Can of worms overflows

Like a smouldering fire, the multibillion-rand arms deal fiasco just won't disappear from the public domain - or so it seems.

Like a smouldering fire, the multibillion-rand arms deal fiasco just won't disappear from the public domain - or so it seems.

Independent Democrats leader Patricia de Lille added fuel to the fire this week by initiating criminal charges against 29 individuals whom she says benefited from bribes or discounts on luxury vehicles from Daimler-Chrysler. The bribes were apparently a sweetener to the individuals to help influence contracts in favour of Daimler's sister company, European Aeronautic Defence and Space, which won a slice of the contracts.

The public will eagerly await Round 2 of this saga, which hinges on whether the national prosecuting authority will prosecute.

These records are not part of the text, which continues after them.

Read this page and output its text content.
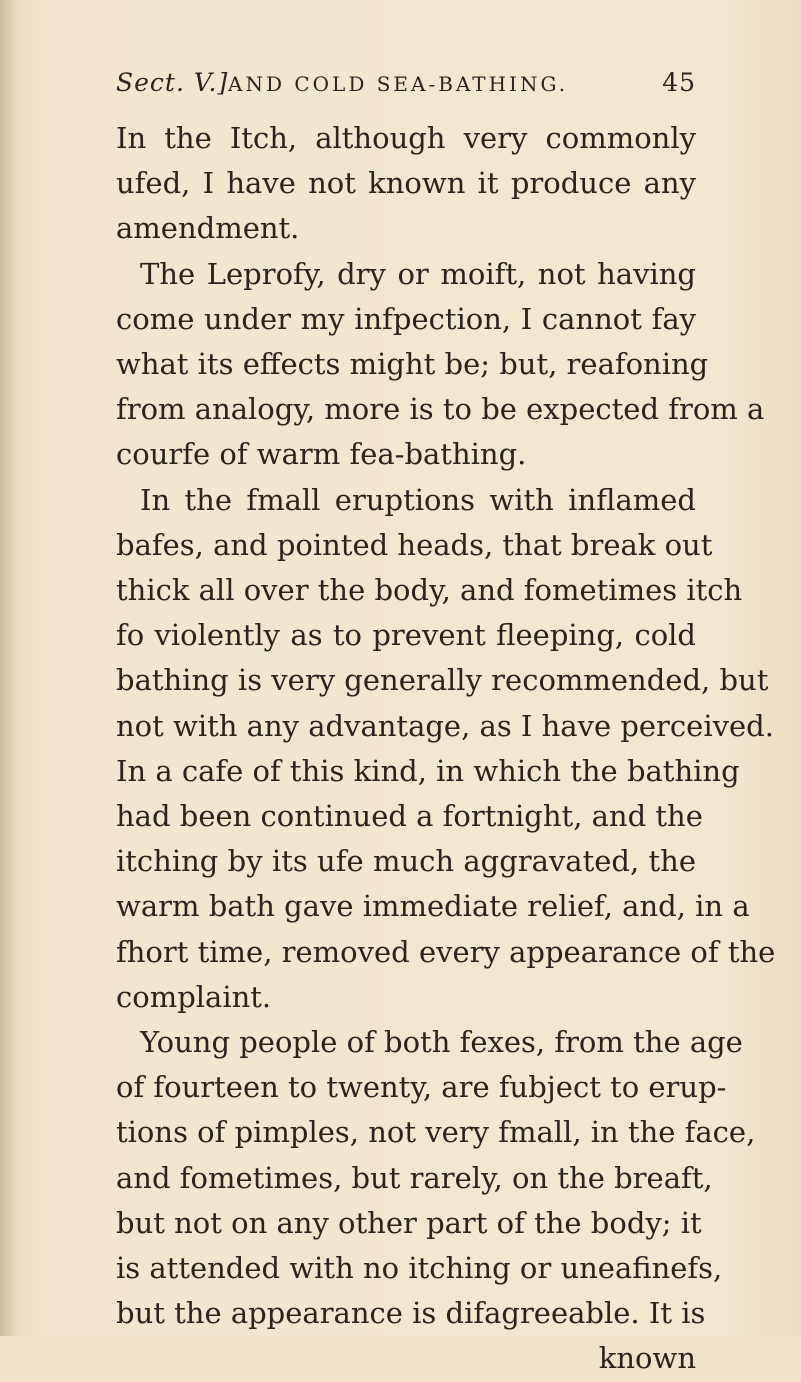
Sect. V.] AND COLD SEA-BATHING.	45
In the Itch, although very commonly
ufed, I have not known it produce any
amendment.
The Leprofy, dry or moift, not having
come under my infpection, I cannot fay
what its effects might be; but, reafoning
from analogy, more is to be expected from a
courfe of warm fea-bathing.
In the fmall eruptions with inflamed
bafes, and pointed heads, that break out
thick all over the body, and fometimes itch
fo violently as to prevent fleeping, cold
bathing is very generally recommended, but
not with any advantage, as I have perceived.
In a cafe of this kind, in which the bathing
had been continued a fortnight, and the
itching by its ufe much aggravated, the
warm bath gave immediate relief, and, in a
fhort time, removed every appearance of the
complaint.
Young people of both fexes, from the age
of fourteen to twenty, are fubject to erup-
tions of pimples, not very fmall, in the face,
and fometimes, but rarely, on the breaft,
but not on any other part of the body; it
is attended with no itching or uneafinefs,
but the appearance is difagreeable. It is
known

But the most intriguing aspect of the arms deal is whether similar probes instituted by the German and British governments will trigger parallel investigations into individuals locally.

If opened, this chapter of investigation will present the NPA with a real test of character and integrity. This because the discounts for which the 29 are to be charged are rather insignificant compared to the tens of millions of rands alleged to have been paid to some high-flying individuals by the German and British firms.

For a government project that monumentally failed to create the predicted 15000 jobs, the arms deal has become such a big stink that not even a skunk would dare share the same breathing space with it.